Aku menutup wajahku dengan tangan. Aku tahu ini memalukan sekali. Menangis di depan dosen itu hal konyol. Kalau menangis untuk urusan skripsi itu masih wajar. Namun, aku malah menangis tentang kisah hidupku. Rasanya ada yang memilin di ulu hati. Aliran darah yang tidak mengalir sempurna membuat kepalaku semakin pusing. Rasanya sesak sekali mengungkapkannya. Pak Abi nggak akan paham. Dia nggak akan mengerti bagaimana dunia di sekelilingku berputar. Dia pasti nggak pernah mengalami kerumitan situasi sepertiku.
Dalam tangisku aku mendengar suara tirai penghalang bilik ditutup. Pak Abi meninggalkanku sendirian di sini. Dia pasti langsung pulang. Biar saja. Semua orang memang begitu. Mereka tidak ada yang benar-benar peduli denganku. Hanya Ayah yang mempedulikan dan sayang denganku.
Ayah, aku mau ikut ayah saja. Ayah lihat hidupku di sini, aku nggak baik-baik saja. Katanya mau selalu menjagaku, mana buktinya? Ayah malah pergi secepat ini. Harusnya malam itu aku ikut dengan Ayah dan kita pergi sama-sama. Dengan begitu, aku nggak akan hidup sekarang. Aku nggak perlu merasakan kesakitan ini. Bahkan, nggak ada manusia di bumi yang menyayangiku seperti Ayah.
Aku menangis cukup lama sampai kelelahan. Kubaringkan tubuhku di ranjang karena benar-benar bingung dengan semua ini.
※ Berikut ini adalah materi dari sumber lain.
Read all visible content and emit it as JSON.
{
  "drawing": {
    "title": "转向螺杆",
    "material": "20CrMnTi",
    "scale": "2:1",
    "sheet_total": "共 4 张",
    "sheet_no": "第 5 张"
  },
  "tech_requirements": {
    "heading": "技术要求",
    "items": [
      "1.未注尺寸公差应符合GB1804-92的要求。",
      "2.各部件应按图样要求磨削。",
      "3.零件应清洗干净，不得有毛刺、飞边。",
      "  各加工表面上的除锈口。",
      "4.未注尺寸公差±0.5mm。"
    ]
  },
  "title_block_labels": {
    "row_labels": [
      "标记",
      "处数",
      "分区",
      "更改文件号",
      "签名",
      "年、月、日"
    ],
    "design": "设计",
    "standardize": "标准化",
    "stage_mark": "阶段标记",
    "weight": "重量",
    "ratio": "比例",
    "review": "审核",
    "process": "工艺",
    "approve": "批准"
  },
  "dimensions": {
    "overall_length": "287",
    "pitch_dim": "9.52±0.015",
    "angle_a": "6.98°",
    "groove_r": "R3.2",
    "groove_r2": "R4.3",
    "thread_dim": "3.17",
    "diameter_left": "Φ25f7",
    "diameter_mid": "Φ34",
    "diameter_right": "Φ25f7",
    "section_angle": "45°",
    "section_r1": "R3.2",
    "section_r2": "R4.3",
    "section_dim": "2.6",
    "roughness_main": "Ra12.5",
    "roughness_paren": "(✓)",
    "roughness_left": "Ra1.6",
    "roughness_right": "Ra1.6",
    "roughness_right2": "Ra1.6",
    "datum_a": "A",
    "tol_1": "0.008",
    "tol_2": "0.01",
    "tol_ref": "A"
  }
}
Kutarik napas dan kuembuskan untu mengontrol emosi. Ini malam apa? Ini hari apa? Rasanya ini hari kutukan untukku.
Tiba-tiba, suara tirai penghalang yang dibuka membuatku kaget. Aku lansung terperanjat dan terduduk di tepi ranjang. Itu Pak Abi. Dia membawa sekeresek obat dan sebotol minum dan dua bungkus roti
“Minum obat antibiotiknya dulu.” Dia menyerahkan sebungkus roti yang sudah dibuka dan air mineral yang juga sudah dibuka tutupnya. Kukira dia sudah pulang. Kenapa Pak Abi masih di sini?
Aku tidak punya tenaga untuk mendebatnya. Kuturuti apa yang diperintahkan Pak Abi. Sedikit kelegaan bisa kurasakan karena aku tidak sendirian. Meski terasa pahit bercampur asin, aku berusaha mendorong roti untuk masuk ke dalam perut. Rasa asin itu pasti berasal dari ingusku.
Dia menyodorkan dua pil obat yang katanya harus kuminum.
“Terima kasih, Pak. Maaf merepotkan. Nanti saya ganti uang Bapak.”
Dia tidak jawab dan malah sibuk membereskan bungkusan obat dan roti. Kenapa Pak Abi repot-repot mengurusiku sampai sekarang? Bisa saja dia langsung pulang setelah mengantarku ke sini. Atau malah meninggalkanku saat di pinggir jalan tadi.
“P-pak, saya boleh pinjam handphone? Saya mau menghubungi teman untuk menjemput saya di sini.”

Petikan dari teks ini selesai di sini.